For some little while now, I’ve had something of a ‘crisis of faith’ about my relationship with feminism. I believe in the basic principles, as far as they go: the right of women to have political, social, and economic equality with men, according to Wikipedia. That women are inherently equal to men and deserve equal rights and opportunities, in other words. And that those same restrictions on women must be removed in order to bring about the equality of both sexes (via Wiktionary). Which is all well and good – as far as it goes.

I add that disclaimer – as far as it goes – because I disagree with the inherent assumption that the status of men is the ideal to which everybody else should aspire. Undoubtedly my being a trans woman gives me a particular bias, but even so, I’m really not comfortable with an equality which takes cis men’s point of view as its benchmark. I only have to read the statistics about the murders of trans women to know that it’s exclusively violence by cis men that kills my trans sisters. I wouldn’t want to live in a world where that particular solution to the question of cis people’s integration with the trans community was accepted as equally valid by cis women and cis men alike.

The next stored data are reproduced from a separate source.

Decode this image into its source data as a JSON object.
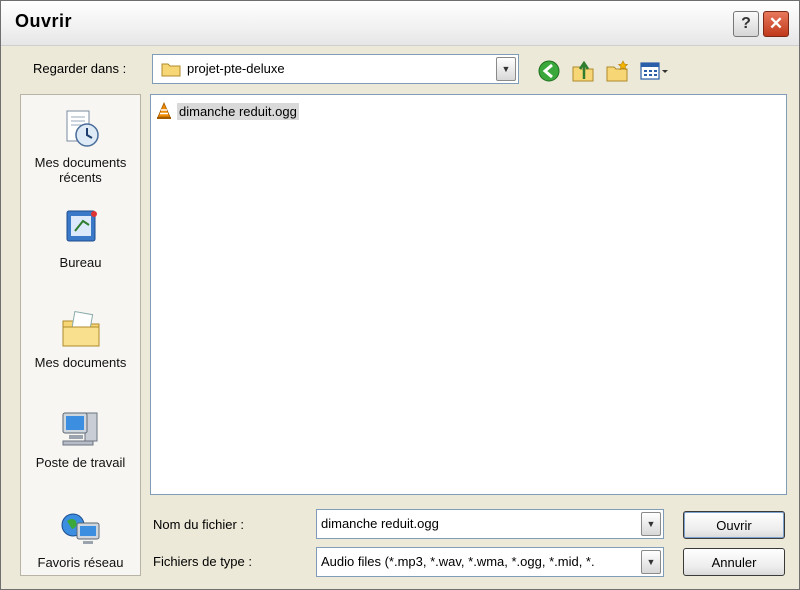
{
  "window": {
    "title": "Ouvrir",
    "help_glyph": "?",
    "close_glyph": "✕"
  },
  "lookin": {
    "label": "Regarder dans :",
    "value": "projet-pte-deluxe"
  },
  "places": [
    {
      "label": "Mes documents récents",
      "icon": "recent-documents-icon"
    },
    {
      "label": "Bureau",
      "icon": "desktop-icon"
    },
    {
      "label": "Mes documents",
      "icon": "my-documents-icon"
    },
    {
      "label": "Poste de travail",
      "icon": "my-computer-icon"
    },
    {
      "label": "Favoris réseau",
      "icon": "network-places-icon"
    }
  ],
  "files": [
    {
      "name": "dimanche reduit.ogg",
      "icon": "vlc-file-icon"
    }
  ],
  "filename": {
    "label": "Nom du fichier :",
    "value": "dimanche reduit.ogg"
  },
  "filetype": {
    "label": "Fichiers de type :",
    "value": "Audio files (*.mp3, *.wav, *.wma, *.ogg, *.mid, *."
  },
  "buttons": {
    "open": "Ouvrir",
    "cancel": "Annuler"
  }
}
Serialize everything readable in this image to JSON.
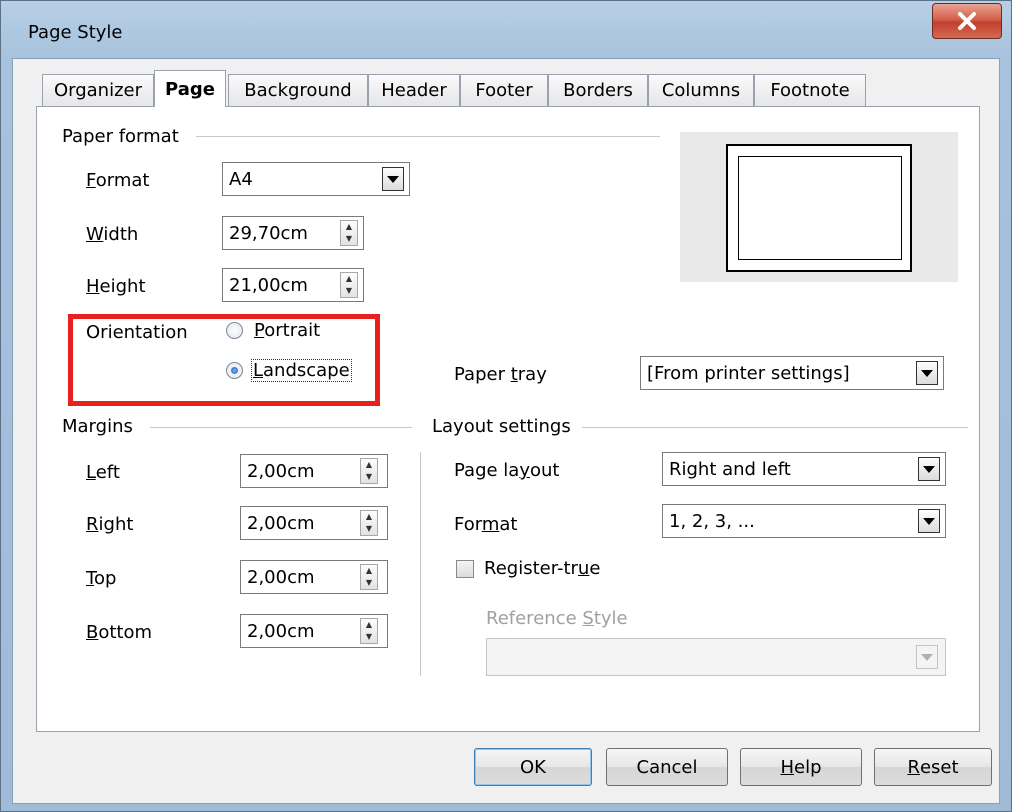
{
  "window": {
    "title": "Page Style",
    "close_label": "x"
  },
  "tabs": [
    {
      "label": "Organizer"
    },
    {
      "label": "Page",
      "active": true
    },
    {
      "label": "Background"
    },
    {
      "label": "Header"
    },
    {
      "label": "Footer"
    },
    {
      "label": "Borders"
    },
    {
      "label": "Columns"
    },
    {
      "label": "Footnote"
    }
  ],
  "paper_format": {
    "group_label": "Paper format",
    "format": {
      "label_pre": "",
      "label_key": "F",
      "label_post": "ormat",
      "value": "A4"
    },
    "width": {
      "label_key": "W",
      "label_post": "idth",
      "value": "29,70cm"
    },
    "height": {
      "label_key": "H",
      "label_post": "eight",
      "value": "21,00cm"
    },
    "orientation": {
      "label": "Orientation",
      "portrait": {
        "key": "P",
        "rest": "ortrait",
        "checked": false
      },
      "landscape": {
        "key": "L",
        "rest": "andscape",
        "checked": true
      }
    },
    "paper_tray": {
      "label_pre": "Paper ",
      "label_key": "t",
      "label_post": "ray",
      "value": "[From printer settings]"
    }
  },
  "margins": {
    "group_label": "Margins",
    "left": {
      "key": "L",
      "rest": "eft",
      "value": "2,00cm"
    },
    "right": {
      "key": "R",
      "rest": "ight",
      "value": "2,00cm"
    },
    "top": {
      "key": "T",
      "rest": "op",
      "value": "2,00cm"
    },
    "bottom": {
      "key": "B",
      "rest": "ottom",
      "value": "2,00cm"
    }
  },
  "layout": {
    "group_label": "Layout settings",
    "page_layout": {
      "label_pre": "Page la",
      "label_key": "y",
      "label_post": "out",
      "value": "Right and left"
    },
    "format": {
      "label_pre": "For",
      "label_key": "m",
      "label_post": "at",
      "value": "1, 2, 3, ..."
    },
    "register_true": {
      "label_pre": "Register-tr",
      "label_key": "u",
      "label_post": "e",
      "checked": false
    },
    "reference_style": {
      "label_pre": "Reference ",
      "label_key": "S",
      "label_post": "tyle",
      "value": ""
    }
  },
  "buttons": {
    "ok": "OK",
    "cancel": "Cancel",
    "help_key": "H",
    "help_rest": "elp",
    "reset_key": "R",
    "reset_rest": "eset"
  },
  "colors": {
    "highlight": "#e8211c",
    "titlebar": "#a7c2dd",
    "close": "#c8503a"
  }
}
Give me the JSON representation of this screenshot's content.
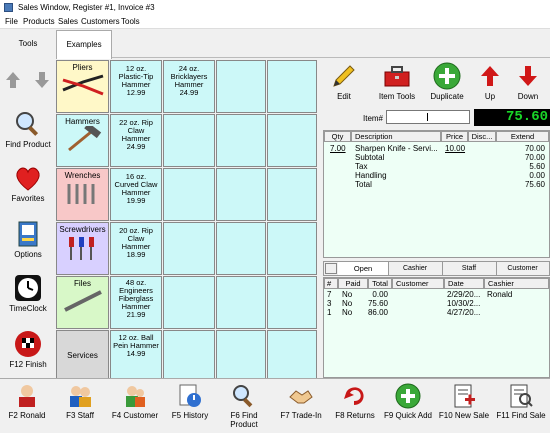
{
  "window": {
    "title": "Sales Window,  Register #1,  Invoice #3"
  },
  "menu": [
    "File",
    "Products",
    "Sales",
    "Customers",
    "Tools"
  ],
  "tabs": {
    "tools": "Tools",
    "examples": "Examples"
  },
  "left_buttons": {
    "find_product": "Find Product",
    "favorites": "Favorites",
    "options": "Options",
    "timeclock": "TimeClock",
    "finish": "F12 Finish"
  },
  "categories": [
    "Pliers",
    "Hammers",
    "Wrenches",
    "Screwdrivers",
    "Files",
    "Services"
  ],
  "products": [
    "24 oz. Bricklayers Hammer 24.99",
    "12 oz. Plastic-Tip Hammer 12.99",
    "22 oz. Rip Claw Hammer 24.99",
    "16 oz. Curved Claw Hammer 19.99",
    "20 oz. Rip Claw Hammer 18.99",
    "48 oz. Engineers Fiberglass Hammer 21.99",
    "12 oz. Ball Pein Hammer 14.99"
  ],
  "toolbar": {
    "edit": "Edit",
    "item_tools": "Item Tools",
    "duplicate": "Duplicate",
    "up": "Up",
    "down": "Down"
  },
  "item_label": "Item#",
  "total_display": "75.60",
  "invoice": {
    "headers": [
      "Qty",
      "Description",
      "Price",
      "Disc...",
      "Extend"
    ],
    "lines": [
      {
        "qty": "7.00",
        "desc": "Sharpen Knife - Servi...",
        "price": "10.00",
        "disc": "",
        "extend": "70.00"
      }
    ],
    "summary": [
      {
        "label": "Subtotal",
        "value": "70.00"
      },
      {
        "label": "Tax",
        "value": "5.60"
      },
      {
        "label": "Handling",
        "value": "0.00"
      },
      {
        "label": "Total",
        "value": "75.60"
      }
    ]
  },
  "lower_tabs": [
    "Open",
    "Cashier",
    "Staff",
    "Customer"
  ],
  "open_table": {
    "headers": [
      "#",
      "Paid",
      "Total",
      "Customer",
      "Date",
      "Cashier"
    ],
    "rows": [
      {
        "num": "7",
        "paid": "No",
        "total": "0.00",
        "customer": "",
        "date": "2/29/20...",
        "cashier": "Ronald"
      },
      {
        "num": "3",
        "paid": "No",
        "total": "75.60",
        "customer": "",
        "date": "10/30/2...",
        "cashier": ""
      },
      {
        "num": "1",
        "paid": "No",
        "total": "86.00",
        "customer": "",
        "date": "4/27/20...",
        "cashier": ""
      }
    ]
  },
  "bottom_buttons": [
    "F2 Ronald",
    "F3 Staff",
    "F4 Customer",
    "F5 History",
    "F6 Find Product",
    "F7 Trade-In",
    "F8 Returns",
    "F9 Quick Add",
    "F10 New Sale",
    "F11 Find Sale"
  ]
}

I’m also concerned that all the definitions I’ve found online, without exception, uphold the gender binary by referring only to women and men. I assume this to mean cis women and men – and I’m not sure where that leaves me as a trans woman. Excluded as usual, I suspect.

I was recently told, in no uncertain terms, by a cis woman feminist that I shouldn’t be so precious about the prefix ‘trans’. In the time-honoured and privileged way that too many cis women feminists have, she explained to me that I am a woman, nothing more, nothing less and, in effect, should shut up about being trans because she interpreted that as asking for special treatment.

To put it another way, she was telling me to subsume a major part of my identity – my ‘transness’ – and settle for being simply ‘a woman’. Because, obviously, if it’s good enough for her, then it should be good enough for the likes of me, and I should be glad that she even considered me a woman at all. At a stroke she not only recentred discussion away from the specific privileges from which cis women benefit, and which trans women are denied – but also regurgitated the timeworn trans women aren’t real women trope.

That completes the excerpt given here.